First of all if you think about selling the mustang down the road it'll be tough. Again, I'm not sure about other states, but in my area even trained mustang is not much of interest to the people. In fact same about the lease: people prefer "normal" horses. From those mustangs I've seen around they are not the best looking horses, and also are not suited for some disciplines. _Again, I'm talking only about OWN experience, so all please don't take it personally. Probably there are some nice looking mustangs jumping 5' and do dressage, but I've never run into one. _

As for training, I think with the help of the professional trainer you can accomplish that, but it'll be LONG AND HARD way. I got the wild filly (not a mustang, but no handling domestic yearling + abused) and it's been a very frustrating at times journey (up to the point I was close to give up several times). The only reason I didn't give up I knew she'll end up in slaughter.


----------



## MustangTraining (Oct 8, 2008)

*Training Wild Mustangs*

I train wild mustangs at 3-Strikes Ranch in Nebraska. It isn't the rocket science people make it out to be and the mustangs aren't wild or crazy, however I would recommend getting training from someone who has worked with mustangs. 
Mustangs are highly intelligent so the training doesn't take long at all and they retain everything. 
If you would like more information on our training methods, below are the URLs to our blogs and web site.

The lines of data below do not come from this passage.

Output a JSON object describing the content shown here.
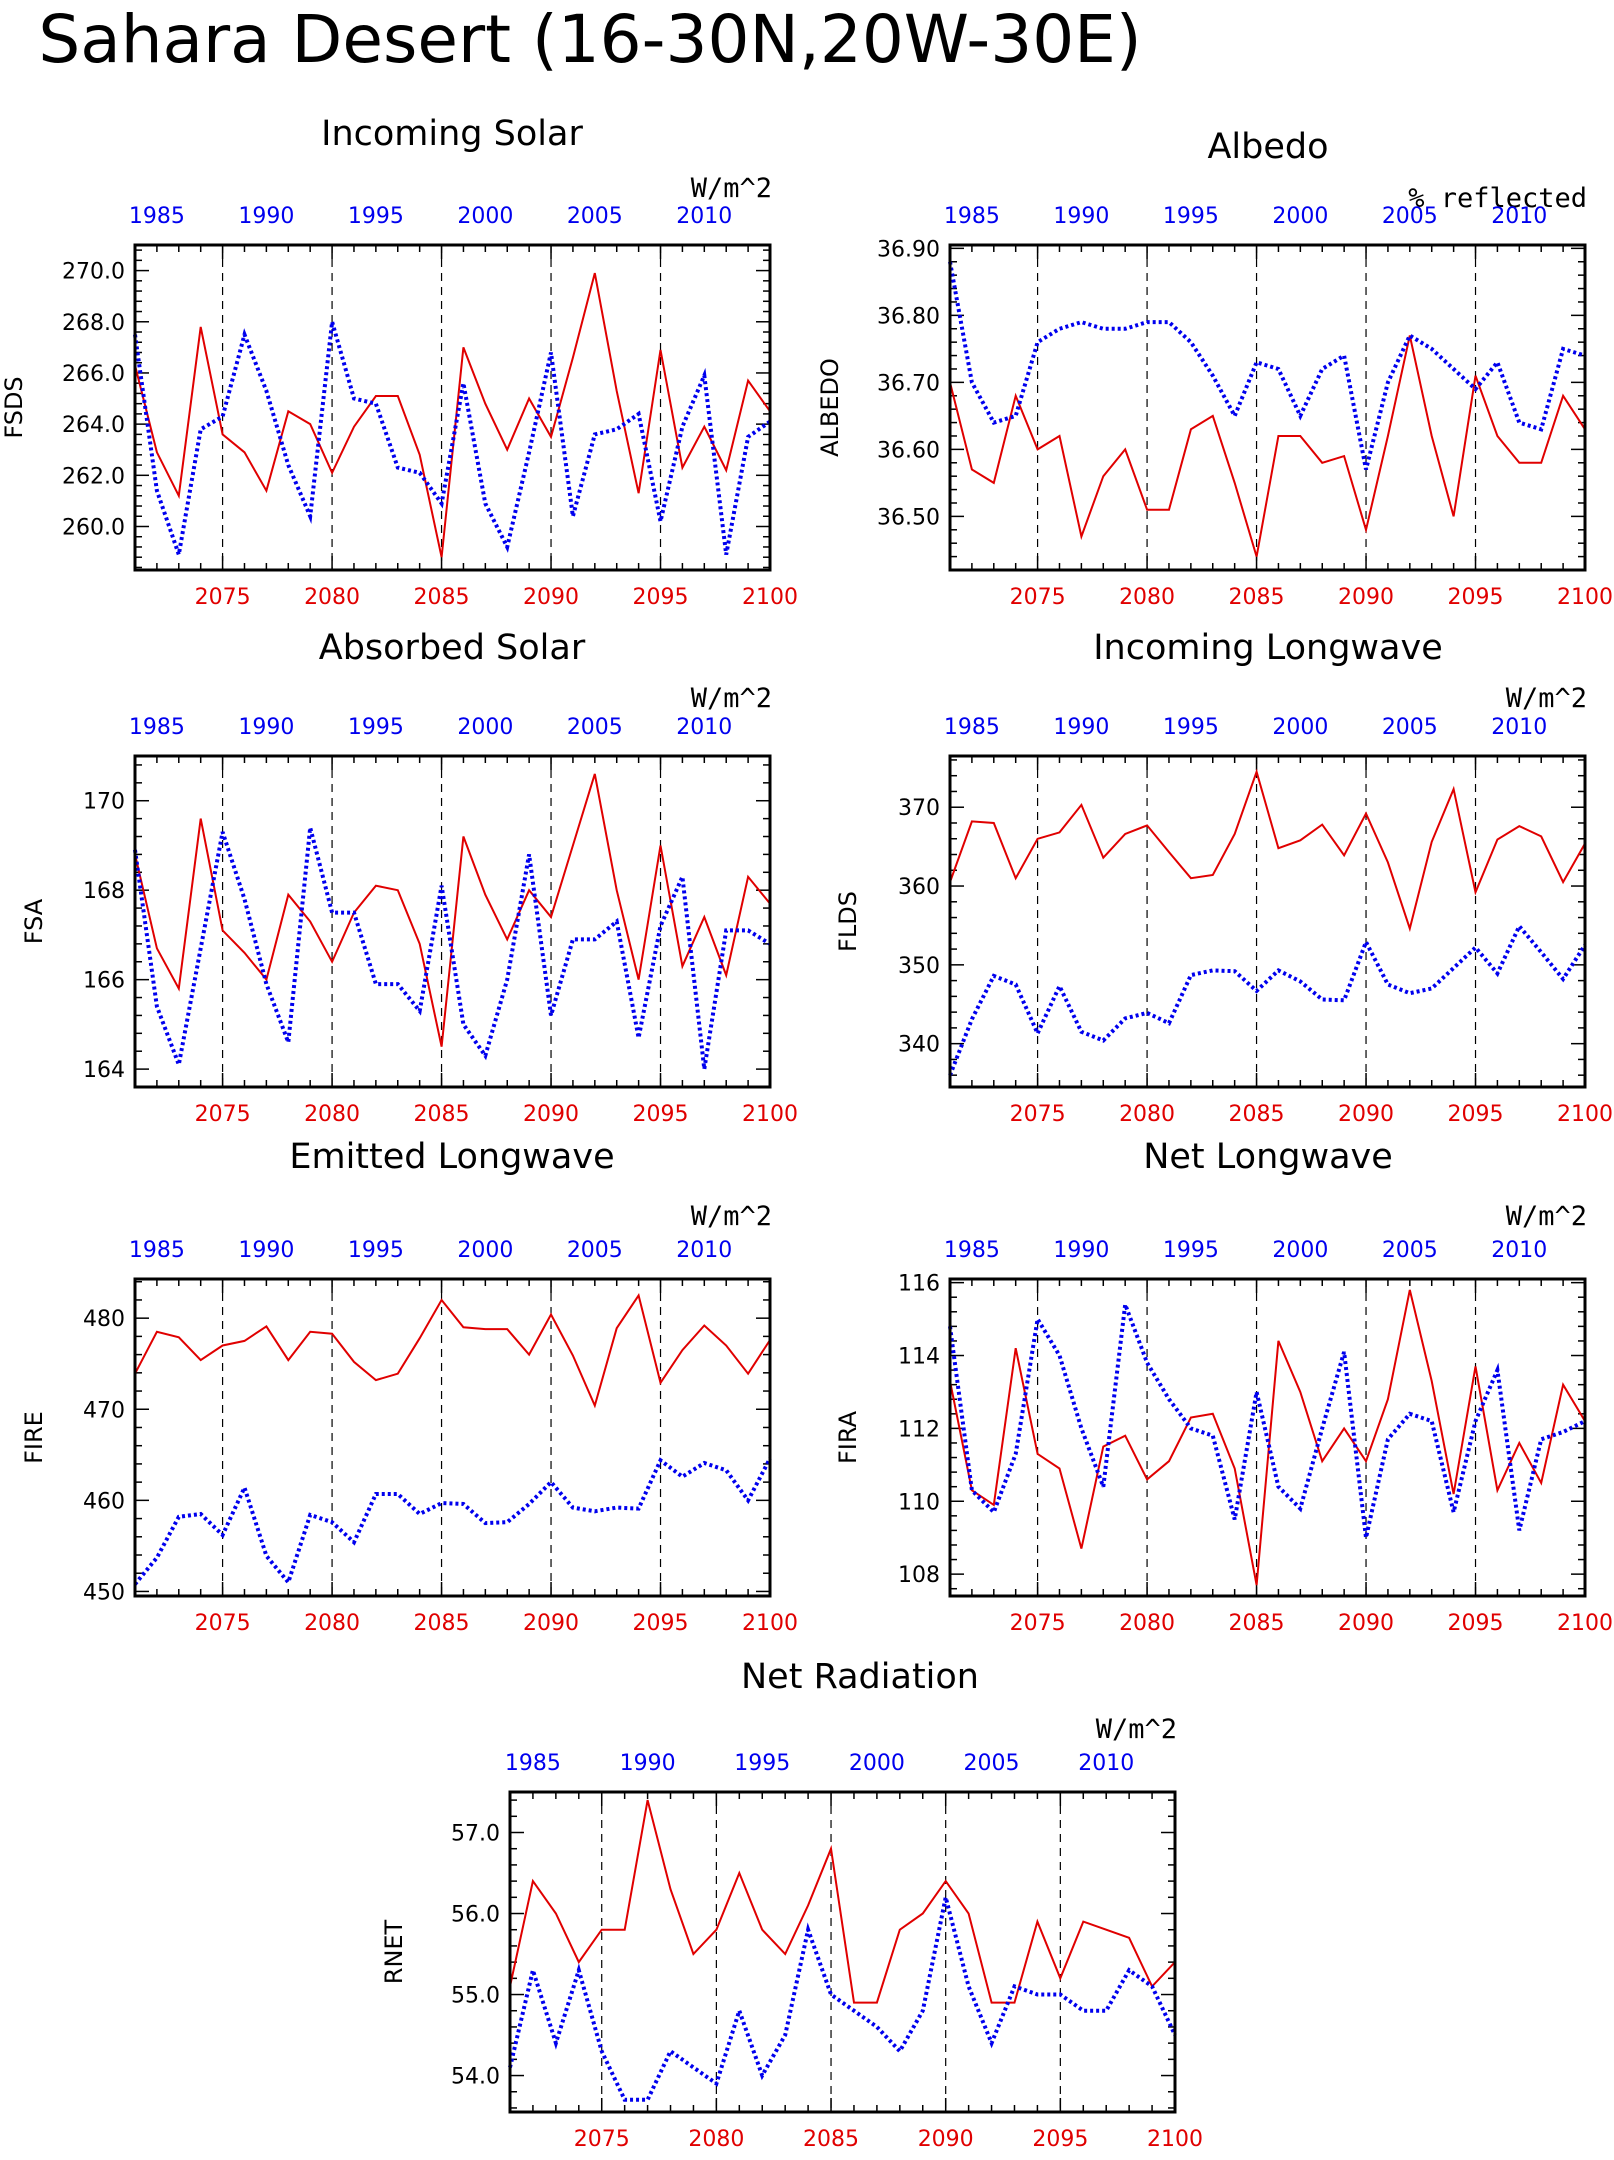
{
  "title": "Sahara Desert (16-30N,20W-30E)",
  "colors": {
    "future": "#e00000",
    "historical": "#0000ee",
    "axis": "#000000"
  },
  "chart_data": [
    {
      "id": "fsds",
      "type": "line",
      "title": "Incoming Solar",
      "units": "W/m^2",
      "ylabel": "FSDS",
      "ylim": [
        258.3,
        271.0
      ],
      "yticks": [
        "260.0",
        "262.0",
        "264.0",
        "266.0",
        "268.0",
        "270.0"
      ],
      "series": [
        {
          "x": [
            2071,
            2072,
            2073,
            2074,
            2075,
            2076,
            2077,
            2078,
            2079,
            2080,
            2081,
            2082,
            2083,
            2084,
            2085,
            2086,
            2087,
            2088,
            2089,
            2090,
            2091,
            2092,
            2093,
            2094,
            2095,
            2096,
            2097,
            2098,
            2099,
            2100
          ],
          "values": [
            266.3,
            262.9,
            261.2,
            267.8,
            263.6,
            262.9,
            261.4,
            264.5,
            264.0,
            262.1,
            263.9,
            265.1,
            265.1,
            262.8,
            258.8,
            267.0,
            264.8,
            263.0,
            265.0,
            263.5,
            266.6,
            269.9,
            265.3,
            261.3,
            266.9,
            262.3,
            263.9,
            262.2,
            265.7,
            264.5
          ]
        },
        {
          "x": [
            1984,
            1985,
            1986,
            1987,
            1988,
            1989,
            1990,
            1991,
            1992,
            1993,
            1994,
            1995,
            1996,
            1997,
            1998,
            1999,
            2000,
            2001,
            2002,
            2003,
            2004,
            2005,
            2006,
            2007,
            2008,
            2009,
            2010,
            2011,
            2012,
            2013
          ],
          "values": [
            267.5,
            261.4,
            258.9,
            263.8,
            264.3,
            267.5,
            265.3,
            262.4,
            260.4,
            268.0,
            265.0,
            264.8,
            262.3,
            262.1,
            260.9,
            265.6,
            260.9,
            259.2,
            262.9,
            266.8,
            260.4,
            263.6,
            263.8,
            264.4,
            260.2,
            263.9,
            265.9,
            258.9,
            263.5,
            264.1
          ]
        }
      ]
    },
    {
      "id": "albedo",
      "type": "line",
      "title": "Albedo",
      "units": "% reflected",
      "ylabel": "ALBEDO",
      "ylim": [
        36.42,
        36.905
      ],
      "yticks": [
        "36.50",
        "36.60",
        "36.70",
        "36.80",
        "36.90"
      ],
      "series": [
        {
          "x": [
            2071,
            2072,
            2073,
            2074,
            2075,
            2076,
            2077,
            2078,
            2079,
            2080,
            2081,
            2082,
            2083,
            2084,
            2085,
            2086,
            2087,
            2088,
            2089,
            2090,
            2091,
            2092,
            2093,
            2094,
            2095,
            2096,
            2097,
            2098,
            2099,
            2100
          ],
          "values": [
            36.7,
            36.57,
            36.55,
            36.68,
            36.6,
            36.62,
            36.47,
            36.56,
            36.6,
            36.51,
            36.51,
            36.63,
            36.65,
            36.55,
            36.44,
            36.62,
            36.62,
            36.58,
            36.59,
            36.48,
            36.62,
            36.77,
            36.62,
            36.5,
            36.71,
            36.62,
            36.58,
            36.58,
            36.68,
            36.63
          ]
        },
        {
          "x": [
            1984,
            1985,
            1986,
            1987,
            1988,
            1989,
            1990,
            1991,
            1992,
            1993,
            1994,
            1995,
            1996,
            1997,
            1998,
            1999,
            2000,
            2001,
            2002,
            2003,
            2004,
            2005,
            2006,
            2007,
            2008,
            2009,
            2010,
            2011,
            2012,
            2013
          ],
          "values": [
            36.88,
            36.7,
            36.64,
            36.65,
            36.76,
            36.78,
            36.79,
            36.78,
            36.78,
            36.79,
            36.79,
            36.76,
            36.71,
            36.65,
            36.73,
            36.72,
            36.65,
            36.72,
            36.74,
            36.57,
            36.7,
            36.77,
            36.75,
            36.72,
            36.69,
            36.73,
            36.64,
            36.63,
            36.75,
            36.74
          ]
        }
      ]
    },
    {
      "id": "fsa",
      "type": "line",
      "title": "Absorbed Solar",
      "units": "W/m^2",
      "ylabel": "FSA",
      "ylim": [
        163.6,
        171.0
      ],
      "yticks": [
        "164",
        "166",
        "168",
        "170"
      ],
      "series": [
        {
          "x": [
            2071,
            2072,
            2073,
            2074,
            2075,
            2076,
            2077,
            2078,
            2079,
            2080,
            2081,
            2082,
            2083,
            2084,
            2085,
            2086,
            2087,
            2088,
            2089,
            2090,
            2091,
            2092,
            2093,
            2094,
            2095,
            2096,
            2097,
            2098,
            2099,
            2100
          ],
          "values": [
            168.8,
            166.7,
            165.8,
            169.6,
            167.1,
            166.6,
            166.0,
            167.9,
            167.3,
            166.4,
            167.5,
            168.1,
            168.0,
            166.8,
            164.5,
            169.2,
            167.9,
            166.9,
            168.0,
            167.4,
            169.0,
            170.6,
            168.0,
            166.0,
            169.0,
            166.3,
            167.4,
            166.1,
            168.3,
            167.7
          ]
        },
        {
          "x": [
            1984,
            1985,
            1986,
            1987,
            1988,
            1989,
            1990,
            1991,
            1992,
            1993,
            1994,
            1995,
            1996,
            1997,
            1998,
            1999,
            2000,
            2001,
            2002,
            2003,
            2004,
            2005,
            2006,
            2007,
            2008,
            2009,
            2010,
            2011,
            2012,
            2013
          ],
          "values": [
            168.9,
            165.4,
            164.1,
            166.7,
            169.3,
            167.8,
            165.9,
            164.6,
            169.4,
            167.5,
            167.5,
            165.9,
            165.9,
            165.3,
            168.1,
            165.0,
            164.3,
            166.0,
            168.8,
            165.2,
            166.9,
            166.9,
            167.3,
            164.7,
            167.2,
            168.3,
            164.0,
            167.1,
            167.1,
            166.8
          ]
        }
      ]
    },
    {
      "id": "flds",
      "type": "line",
      "title": "Incoming Longwave",
      "units": "W/m^2",
      "ylabel": "FLDS",
      "ylim": [
        334.5,
        376.5
      ],
      "yticks": [
        "340",
        "350",
        "360",
        "370"
      ],
      "series": [
        {
          "x": [
            2071,
            2072,
            2073,
            2074,
            2075,
            2076,
            2077,
            2078,
            2079,
            2080,
            2081,
            2082,
            2083,
            2084,
            2085,
            2086,
            2087,
            2088,
            2089,
            2090,
            2091,
            2092,
            2093,
            2094,
            2095,
            2096,
            2097,
            2098,
            2099,
            2100
          ],
          "values": [
            360.5,
            368.2,
            368.0,
            361.0,
            366.0,
            366.8,
            370.3,
            363.6,
            366.6,
            367.7,
            364.3,
            361.0,
            361.4,
            366.6,
            374.5,
            364.8,
            365.8,
            367.8,
            363.9,
            369.2,
            363.0,
            354.6,
            365.6,
            372.3,
            359.2,
            365.9,
            367.6,
            366.3,
            360.5,
            365.4
          ]
        },
        {
          "x": [
            1984,
            1985,
            1986,
            1987,
            1988,
            1989,
            1990,
            1991,
            1992,
            1993,
            1994,
            1995,
            1996,
            1997,
            1998,
            1999,
            2000,
            2001,
            2002,
            2003,
            2004,
            2005,
            2006,
            2007,
            2008,
            2009,
            2010,
            2011,
            2012,
            2013
          ],
          "values": [
            336.0,
            343.1,
            348.6,
            347.5,
            341.3,
            347.3,
            341.5,
            340.4,
            343.2,
            343.9,
            342.6,
            348.7,
            349.3,
            349.2,
            346.7,
            349.3,
            347.9,
            345.6,
            345.5,
            352.9,
            347.5,
            346.4,
            347.0,
            349.6,
            352.2,
            348.9,
            354.9,
            351.6,
            348.2,
            352.5
          ]
        }
      ]
    },
    {
      "id": "fire",
      "type": "line",
      "title": "Emitted Longwave",
      "units": "W/m^2",
      "ylabel": "FIRE",
      "ylim": [
        449.5,
        484.3
      ],
      "yticks": [
        "450",
        "460",
        "470",
        "480"
      ],
      "series": [
        {
          "x": [
            2071,
            2072,
            2073,
            2074,
            2075,
            2076,
            2077,
            2078,
            2079,
            2080,
            2081,
            2082,
            2083,
            2084,
            2085,
            2086,
            2087,
            2088,
            2089,
            2090,
            2091,
            2092,
            2093,
            2094,
            2095,
            2096,
            2097,
            2098,
            2099,
            2100
          ],
          "values": [
            473.9,
            478.5,
            477.9,
            475.4,
            477.0,
            477.5,
            479.1,
            475.4,
            478.5,
            478.3,
            475.2,
            473.2,
            473.9,
            477.8,
            482.0,
            479.0,
            478.8,
            478.8,
            476.0,
            480.4,
            475.9,
            470.4,
            478.9,
            482.5,
            472.9,
            476.5,
            479.2,
            477.0,
            473.9,
            477.6
          ]
        },
        {
          "x": [
            1984,
            1985,
            1986,
            1987,
            1988,
            1989,
            1990,
            1991,
            1992,
            1993,
            1994,
            1995,
            1996,
            1997,
            1998,
            1999,
            2000,
            2001,
            2002,
            2003,
            2004,
            2005,
            2006,
            2007,
            2008,
            2009,
            2010,
            2011,
            2012,
            2013
          ],
          "values": [
            450.8,
            453.7,
            458.2,
            458.5,
            456.2,
            461.4,
            453.9,
            451.0,
            458.4,
            457.6,
            455.4,
            460.7,
            460.7,
            458.5,
            459.7,
            459.6,
            457.5,
            457.6,
            459.6,
            462.0,
            459.2,
            458.8,
            459.2,
            459.1,
            464.4,
            462.6,
            464.1,
            463.3,
            460.0,
            464.6
          ]
        }
      ]
    },
    {
      "id": "fira",
      "type": "line",
      "title": "Net Longwave",
      "units": "W/m^2",
      "ylabel": "FIRA",
      "ylim": [
        107.4,
        116.1
      ],
      "yticks": [
        "108",
        "110",
        "112",
        "114",
        "116"
      ],
      "series": [
        {
          "x": [
            2071,
            2072,
            2073,
            2074,
            2075,
            2076,
            2077,
            2078,
            2079,
            2080,
            2081,
            2082,
            2083,
            2084,
            2085,
            2086,
            2087,
            2088,
            2089,
            2090,
            2091,
            2092,
            2093,
            2094,
            2095,
            2096,
            2097,
            2098,
            2099,
            2100
          ],
          "values": [
            113.3,
            110.3,
            109.9,
            114.2,
            111.3,
            110.9,
            108.7,
            111.5,
            111.8,
            110.6,
            111.1,
            112.3,
            112.4,
            110.9,
            107.7,
            114.4,
            113.0,
            111.1,
            112.0,
            111.1,
            112.8,
            115.8,
            113.3,
            110.2,
            113.7,
            110.3,
            111.6,
            110.5,
            113.2,
            112.2
          ]
        },
        {
          "x": [
            1984,
            1985,
            1986,
            1987,
            1988,
            1989,
            1990,
            1991,
            1992,
            1993,
            1994,
            1995,
            1996,
            1997,
            1998,
            1999,
            2000,
            2001,
            2002,
            2003,
            2004,
            2005,
            2006,
            2007,
            2008,
            2009,
            2010,
            2011,
            2012,
            2013
          ],
          "values": [
            114.8,
            110.3,
            109.7,
            111.3,
            115.0,
            114.0,
            112.0,
            110.4,
            115.4,
            113.8,
            112.8,
            112.0,
            111.8,
            109.5,
            113.0,
            110.4,
            109.8,
            112.0,
            114.1,
            109.0,
            111.7,
            112.4,
            112.2,
            109.7,
            112.2,
            113.6,
            109.2,
            111.7,
            111.9,
            112.2
          ]
        }
      ]
    },
    {
      "id": "rnet",
      "type": "line",
      "title": "Net Radiation",
      "units": "W/m^2",
      "ylabel": "RNET",
      "ylim": [
        53.55,
        57.5
      ],
      "yticks": [
        "54.0",
        "55.0",
        "56.0",
        "57.0"
      ],
      "series": [
        {
          "x": [
            2071,
            2072,
            2073,
            2074,
            2075,
            2076,
            2077,
            2078,
            2079,
            2080,
            2081,
            2082,
            2083,
            2084,
            2085,
            2086,
            2087,
            2088,
            2089,
            2090,
            2091,
            2092,
            2093,
            2094,
            2095,
            2096,
            2097,
            2098,
            2099,
            2100
          ],
          "values": [
            55.1,
            56.4,
            56.0,
            55.4,
            55.8,
            55.8,
            57.4,
            56.3,
            55.5,
            55.8,
            56.5,
            55.8,
            55.5,
            56.1,
            56.8,
            54.9,
            54.9,
            55.8,
            56.0,
            56.4,
            56.0,
            54.9,
            54.9,
            55.9,
            55.2,
            55.9,
            55.8,
            55.7,
            55.1,
            55.4
          ]
        },
        {
          "x": [
            1984,
            1985,
            1986,
            1987,
            1988,
            1989,
            1990,
            1991,
            1992,
            1993,
            1994,
            1995,
            1996,
            1997,
            1998,
            1999,
            2000,
            2001,
            2002,
            2003,
            2004,
            2005,
            2006,
            2007,
            2008,
            2009,
            2010,
            2011,
            2012,
            2013
          ],
          "values": [
            54.1,
            55.3,
            54.4,
            55.3,
            54.3,
            53.7,
            53.7,
            54.3,
            54.1,
            53.9,
            54.8,
            54.0,
            54.5,
            55.8,
            55.0,
            54.8,
            54.6,
            54.3,
            54.8,
            56.2,
            55.1,
            54.4,
            55.1,
            55.0,
            55.0,
            54.8,
            54.8,
            55.3,
            55.1,
            54.5
          ]
        }
      ]
    }
  ]
}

Mustang Training at 3 Strikes Ranch

Mustang Outpost in the West

3-Strikes Ranch

We also have a program where you can select a mustang out of our 322 mustangs we have and we will train them for you. You can't go wrong with a mustang, they make loving companions and have great endurance.


----------



## Dave (Nov 4, 2007)

*mustang training*

Happy to hear someone else that trains them say its not rocket science or they are not wild and crazy and they make great all around or specialty horses, I have not looked on your site yet but will later today, I have 5 mustangs that i have trained here at the mizfit craze ranch and they are what we ride daily we have qt and twh but the mustangs are so good and so smart we tend to rely on them more then any other horses we have god bless and keep up the great work with the mustangs


----------



## MustangTraining (Oct 8, 2008)

Hi Dave, 
Thanks for your positive feedback and it wonderful to hear from someone that feels the same way about mustangs as we do at 3-Strikes Ranch. I think it is fantastic that your trained your five mustangs.
Does your organization have a web site?
Thanks,
Amanda


----------



## horsey*kisses (May 12, 2008)

whoa that sound really great!
i know definatly that its going to be hard and i think thats the part that appeals to me, i dont really like the way my uncle trains his horses they have no personality and my horse is kind of like that sometimes but im trying to "install" so to speak some individuality in his mind :roll: 
i've seen some people with their mustangs and i've talked with them and from every single one i hear the same thing 
"i love this horse and even though it was hard i wouldnt trade anything for it" but of course i never get to spend time and ask questions because everytime i see these people my uncle is with me and he...lets say he doesnt like mustangs and he drags me away before i can ask any training questions :evil:
im not quite sure why im thinking about doing this so im not going to make any decisions until i come up with a good reason because 'because i can' isnt good enough im delaing with another life here and 'because i can' can turn into something ugly so...
well thanks guys! all of you!!


----------